Lo que denomina «irracionalidad ética del mundo»
procede del antagonismo de valores ligado a la intuición
fundamental de la infinita diversidad de la realidad misma. Por
lo demás, el mundo moderno experimenta una gran dificultad
para producir nuevos dioses o nuevos valores. La humanidad, o al
menos la occidental, se halla en grave peligro de pasar de la irracionalidad
ética a la «glaciación ética»;
el supuesto politeísmo de los valores en una sociedad moderna
no es más que la fachada bajo la que se oculta un indiferentismo
hacia los valores, que ya no se confrontan entre sí. Bajo
este pluralismo lo que sucede es una pura uniformización.
El
concepto de «desencantamiento del mundo» [Entzauberung
der Welt – traducible también por “pérdida
de la magia” “desembrujo”...] permite un doble
planteamiento. Por una parte constata el agotamiento del poder que
antes poseyeron las religiones para determinar de manera significativa
las prácticas sociales y para dotar de sentido la experiencia
global del mundo. Pero además ofrece un criterio para evaluar
el papel de la Ilustración. Esto es, sin embargo, una cuestión
que conviene plantear en un contexto coherente. No se trata de un
juicio, que sería contrario a la neutralidad axiológica,
sobres si el movimiento de las Luces ha fracasado al no poder ofrecer
una forma civil de esperanza al mundo. El desencantamiento del mundo,
suscitado por el actual pluralismo de valores, no es imputable a
la “racionalización” como tal sino a la forma
racionalista de concebir la racionalización, que WEBER denomina
«intelectualización».
Esta
intelectualización obliga en nuestra época a reconocer
que para encontrar un sentido a los conocimientos científicos
del mundo, los humanos se enredan en un conflicto racionalmente
insolucionable entre ideales incompatibles. Sólo las religiones
tradicionales eran capaces de conferir al contenido de los valores
culturales la dignidad de imperativos éticos incondicionales.
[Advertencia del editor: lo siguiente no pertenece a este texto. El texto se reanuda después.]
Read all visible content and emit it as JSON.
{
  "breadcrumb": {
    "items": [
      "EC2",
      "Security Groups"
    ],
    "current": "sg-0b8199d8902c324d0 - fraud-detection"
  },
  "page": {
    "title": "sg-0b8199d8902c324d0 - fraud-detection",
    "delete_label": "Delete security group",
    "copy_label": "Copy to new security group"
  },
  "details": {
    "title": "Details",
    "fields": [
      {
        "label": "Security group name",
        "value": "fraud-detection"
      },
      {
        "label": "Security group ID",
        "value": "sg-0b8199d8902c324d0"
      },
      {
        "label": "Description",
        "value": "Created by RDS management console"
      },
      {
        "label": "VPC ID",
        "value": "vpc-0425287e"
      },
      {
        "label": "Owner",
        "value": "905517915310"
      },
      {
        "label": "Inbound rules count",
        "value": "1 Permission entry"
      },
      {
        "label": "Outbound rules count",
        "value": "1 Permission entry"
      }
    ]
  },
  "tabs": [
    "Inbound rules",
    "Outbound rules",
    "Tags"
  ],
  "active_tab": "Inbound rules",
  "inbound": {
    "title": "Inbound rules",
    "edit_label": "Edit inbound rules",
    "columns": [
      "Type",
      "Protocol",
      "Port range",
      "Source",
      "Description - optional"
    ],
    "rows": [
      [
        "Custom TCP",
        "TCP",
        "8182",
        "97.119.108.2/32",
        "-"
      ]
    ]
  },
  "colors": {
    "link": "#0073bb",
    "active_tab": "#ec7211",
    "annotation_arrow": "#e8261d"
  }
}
Pero hoy las prácticas religiosas pertenecen al ámbito
de lo privado. Las teodiceas y las promesas de salvación
se substituyen por una ética individual; los controles sociales
establecidos por una economía capitalista y un Estado burocrático
no tienen la fuerza de la religión de antaño. Mientras
que la religión podía definirse como una forma de
acción colectiva portadora de sentido, en cambio la «intelectualización»
está en el origen del «desencantamiento del mundo».
La religión, que WEBER distingue claramente del “virtuosismo”
sectario es un tema de este mundo y no del más allá
que produce un “ethos” muy concreto; no es que exista
algo así como una “lógica interna” de
las religiones que conduce a una ética, sino que en la religión
cristaliza de una manera muy específica el núcleo
de intereses (materiales e ideales) que rigen la vida de los humanos.
O, como se acostumbra a decir, la religión inserta lo extraordinario
en la vida ordinaria.
DOMINACIÓN
Y ACCIÓN POLÍTICA
Junto
al estudio de la religión, el de la política es el
otro ámbito central en WEBER; se acostumbra a recordar, cuando
se trata este tema, que ya su padre fue una figura importante en
el Partido liberal-nacional y que él mismo participó
como delegado en el patético Tratado de Versailles y en la
redacción de la constitución de la República
de Weimar. Pero desde el punto de vista sociológico lo que
le interesa es la acción pública y el orden político
en cuanto “dominación”. Hay que establecer a
las claras que para WEBER el poder reposa en la fuerza. Marsal cita
un texto weberiano perfectamente claro a tal efecto: «[Poder
es]la posibilidad de que una persona o un número de personas
realicen su propia voluntad, en una acción comunal, incluso
contra la resistencia de otros que participan en la acción».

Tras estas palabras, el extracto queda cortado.